Маленькие, глубоко посаженные глазки, словно изюминки, хитровато поблескивали на его округлом лице.
— Прежде хутор принадлежал женскому монастырю, жили здесь монахини святые, пили сливки густые. Нежили на перинах пухлые телеса да славили рай на небесах. Ну а теперь мы, сельская молодежь, показываем пример, как можно, честно трудясь, устроить хорошую жизнь на земле!
— Рай для безбожников?
— Так точно! Только в наш рай одни грешники попадают, кто за безбожные дела, кто за непочтение. Вон посмотрите на нашего юного наездника Прошку. Был у попа в батрачонках. И взбунтовался — прямо в церкви с амвона вышел и говорит народу: «Все попы эксплуататоры, и служить я им не хочу!» И ушел от попа, а мы сироту приютили.
Отец его, буденновец, под Перекопом погиб. Осталась от него на память шапка. Видали, как в ней Прошка гарцует? Объезжает коней для Красной Армии. И сам к боевой жизни готовится. Весь в отца.
Председатель, кругленький как колобок, быстро шел впереди.
— На девушку, что телят поит, вы не обратили внимания? Тихая такая, ласковая. А ее собственные родители чуть не убили. Припрятали они кулацкий хлеб, а она это дело раскрыла. Взяли мы ее в коммуну. Такая не подведет.
Для нее Советская власть дороже всего. Все мы — красная молодежь, хвалился Колобков, — многие ребята и девчата покинули родные села, родителей и собрались вместе, чтобы показать, как нужно вести хозяйство на советской земле. Работать так, чтобы с каждого гектара давать стране как можно больше хлеба, мяса, молока, меда, всех благ земных. А прежде здесь монахини все больше мак сеяли. Целые поля. Из недозрелых головок, говорят, дурман настаивали. Опиум для народа. Вот как!
Среди коммунаров были даже две бывшие монашки.
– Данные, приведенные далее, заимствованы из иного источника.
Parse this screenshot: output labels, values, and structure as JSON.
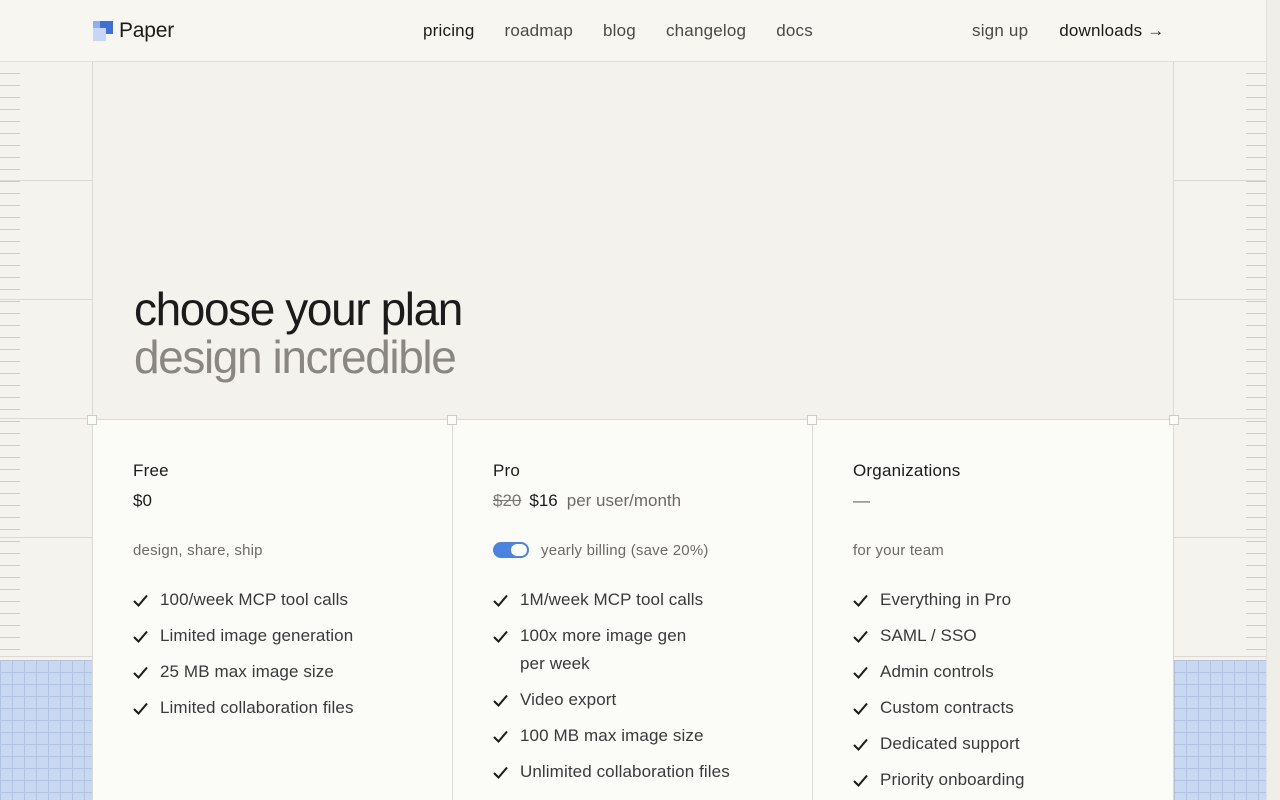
{
  "nav": {
    "logo_text": "Paper",
    "links": [
      "pricing",
      "roadmap",
      "blog",
      "changelog",
      "docs"
    ],
    "signup": "sign up",
    "downloads": "downloads →"
  },
  "hero": {
    "title": "choose your plan",
    "subtitle": "design incredible"
  },
  "plans": [
    {
      "name": "Free",
      "price": "$0",
      "tagline": "design, share, ship",
      "features": [
        "100/week MCP tool calls",
        "Limited image generation",
        "25 MB max image size",
        "Limited collaboration files"
      ]
    },
    {
      "name": "Pro",
      "price_old": "$20",
      "price": "$16",
      "price_unit": "per user/month",
      "tagline": "yearly billing (save 20%)",
      "yearly_billing_on": true,
      "features": [
        "1M/week MCP tool calls",
        "100x more image gen per week",
        "Video export",
        "100 MB max image size",
        "Unlimited collaboration files"
      ]
    },
    {
      "name": "Organizations",
      "price": "—",
      "tagline": "for your team",
      "features": [
        "Everything in Pro",
        "SAML / SSO",
        "Admin controls",
        "Custom contracts",
        "Dedicated support",
        "Priority onboarding"
      ]
    }
  ],
  "colors": {
    "accent": "#4a84e0",
    "logo_blue": "#3e6fd8",
    "grid_blue": "#c9d8f1"
  },
  "icons": {
    "feature": "check-icon",
    "logo": "paper-logo-icon"
  }
}
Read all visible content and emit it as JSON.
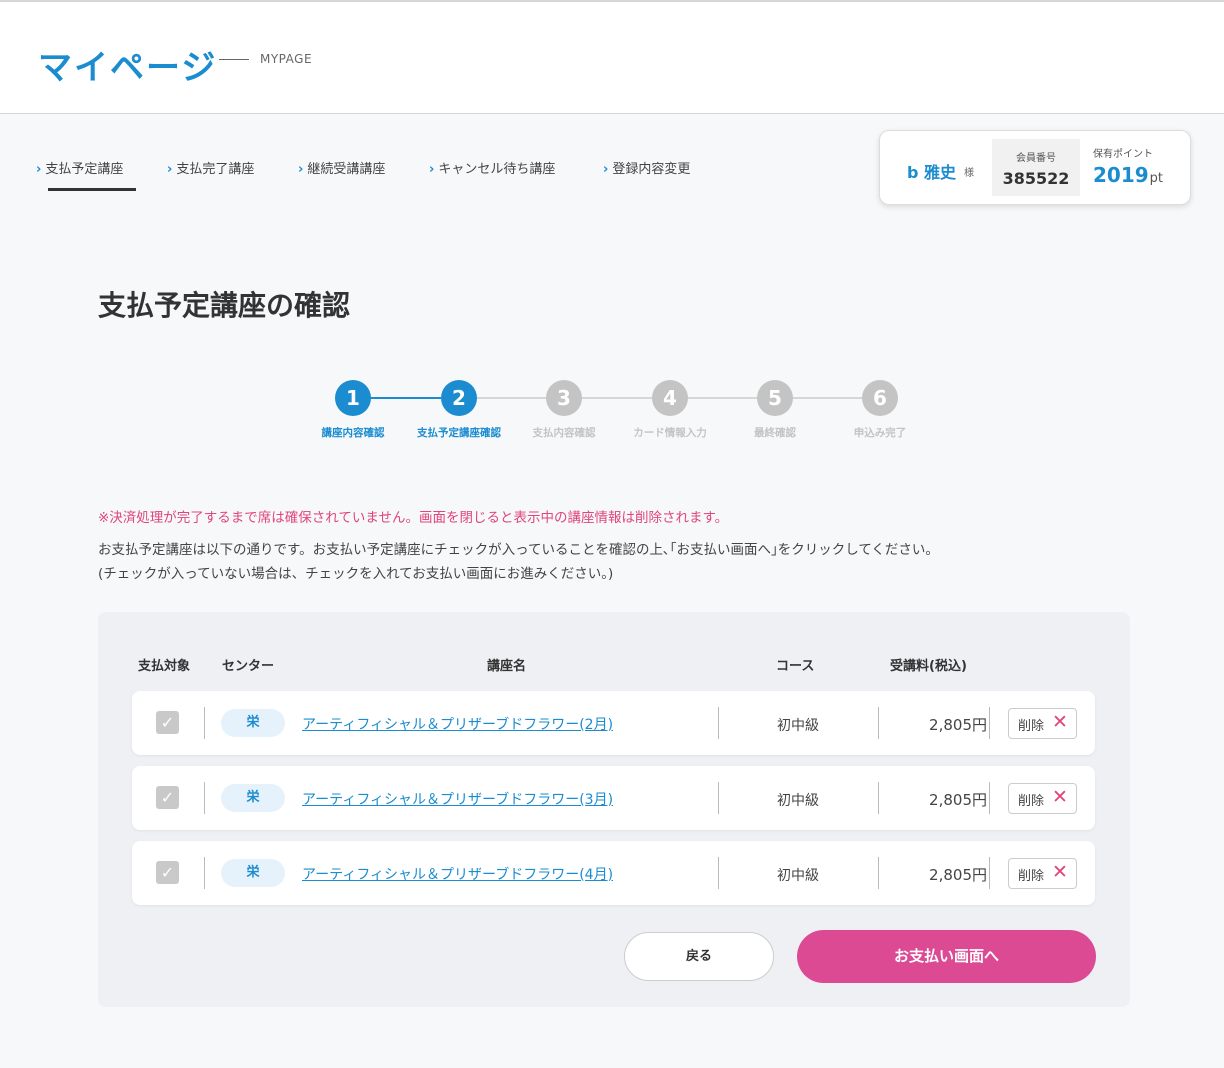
{
  "header": {
    "title": "マイページ",
    "title_en": "MYPAGE"
  },
  "nav": {
    "items": [
      {
        "label": "支払予定講座"
      },
      {
        "label": "支払完了講座"
      },
      {
        "label": "継続受講講座"
      },
      {
        "label": "キャンセル待ち講座"
      },
      {
        "label": "登録内容変更"
      }
    ],
    "chevron": "›"
  },
  "user": {
    "name": "b 雅史",
    "honorific": "様",
    "member_label": "会員番号",
    "member_number": "385522",
    "points_label": "保有ポイント",
    "points_value": "2019",
    "points_unit": "pt"
  },
  "section_title": "支払予定講座の確認",
  "steps": [
    {
      "number": "1",
      "label": "講座内容確認",
      "state": "done"
    },
    {
      "number": "2",
      "label": "支払予定講座確認",
      "state": "current"
    },
    {
      "number": "3",
      "label": "支払内容確認",
      "state": "pending"
    },
    {
      "number": "4",
      "label": "カード情報入力",
      "state": "pending"
    },
    {
      "number": "5",
      "label": "最終確認",
      "state": "pending"
    },
    {
      "number": "6",
      "label": "申込み完了",
      "state": "pending"
    }
  ],
  "messages": {
    "warning": "※決済処理が完了するまで席は確保されていません。画面を閉じると表示中の講座情報は削除されます。",
    "desc_line1": "お支払予定講座は以下の通りです。お支払い予定講座にチェックが入っていることを確認の上､｢お支払い画面へ｣をクリックしてください。",
    "desc_line2": "(チェックが入っていない場合は、チェックを入れてお支払い画面にお進みください。)"
  },
  "table": {
    "headers": {
      "target": "支払対象",
      "center": "センター",
      "course": "講座名",
      "level": "コース",
      "fee": "受講料(税込)"
    },
    "rows": [
      {
        "checked": true,
        "check_mark": "✓",
        "center": "栄",
        "course": "アーティフィシャル＆プリザーブドフラワー(2月)",
        "level": "初中級",
        "fee": "2,805円",
        "delete_label": "削除",
        "delete_icon": "✕"
      },
      {
        "checked": true,
        "check_mark": "✓",
        "center": "栄",
        "course": "アーティフィシャル＆プリザーブドフラワー(3月)",
        "level": "初中級",
        "fee": "2,805円",
        "delete_label": "削除",
        "delete_icon": "✕"
      },
      {
        "checked": true,
        "check_mark": "✓",
        "center": "栄",
        "course": "アーティフィシャル＆プリザーブドフラワー(4月)",
        "level": "初中級",
        "fee": "2,805円",
        "delete_label": "削除",
        "delete_icon": "✕"
      }
    ]
  },
  "buttons": {
    "back": "戻る",
    "pay": "お支払い画面へ"
  },
  "colors": {
    "accent": "#1a8ccf",
    "pink": "#dc4a94",
    "warning": "#e0457b",
    "inactive": "#c4c4c4"
  }
}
Эти молодые девушки-сироты воспитывались в монастыре послушницами. Они рассказали, как прислуживали богатым монахиням из купеческого да дворянского звания.
Как получали от них пощечины. И жаловаться не могли.
Даже после революции долго еще была сильна власть игуменьи, правила она, как при крепостном праве.
Теперь обе девушки комсомолки. Живут и трудятся наравне со всеми, а прежняя жизнь в монастырской неволе только снится им в страшных снах.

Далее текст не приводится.